Ringfort (Rath), Carrowneden, Co. Sligo
Co. Sligo |
Ringforts
Most ringforts in Ireland make do with a single bank and ditch.
The one at Carrowneden, in County Sligo, went considerably further. Sitting at the south-western foot of a north-west to south-east ridge, amid ordinary pasture, this earthwork presents three concentric banks, each separated by its own fosse, enclosing a raised circular interior just 22 metres across. The outermost bank alone stands over two metres high on its exterior face. For a relatively modest enclosure, the defensive architecture is notably elaborate.

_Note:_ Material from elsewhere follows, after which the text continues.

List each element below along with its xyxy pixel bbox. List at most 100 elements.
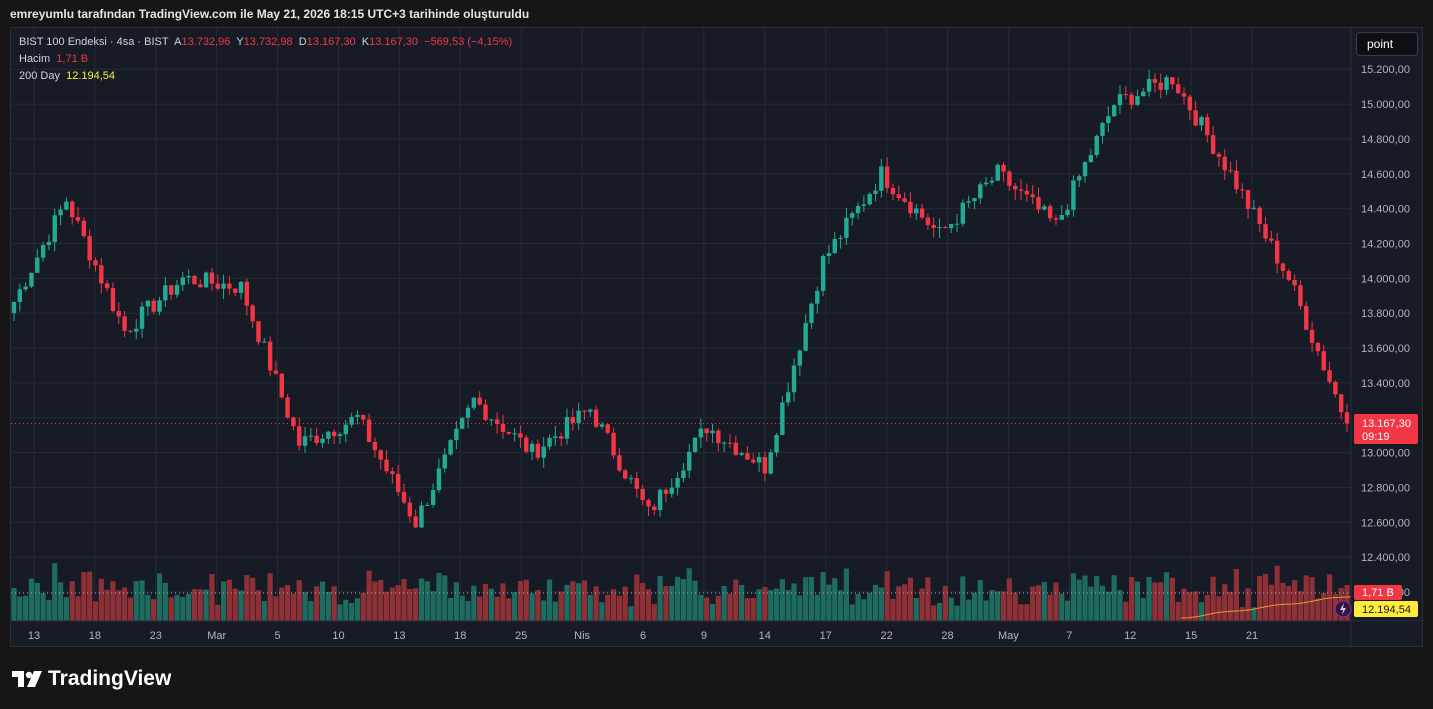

A ringfort, or rath, is a circular enclosure built in earth or stone, most commonly during the early medieval period in Ireland, roughly between the fifth and twelfth centuries. They served as farmsteads, the banks and ditches offering protection for people and livestock rather than signalling any great military ambition. The triple-bank form at Carrowneden is far less common than the standard single-bank variety and suggests that whoever built it either had particular reason to invest in its defences or possessed the social standing to command the labour required. The innermost bank runs to 4.4 metres wide, with the interior surface raised 0.7 metres above it on the inside and 1.8 to 2.3 metres on the exterior, the height varying between the southern and northern sections. Beyond that, two further banks step outward, each fronted by a fosse, a word for the ditches dug to provide the material for the banks above them. The original entrance, oriented to the east-north-east, survives as a two-metre gap through all three banks, with a causeway carrying the old approach path across the intervening ditches.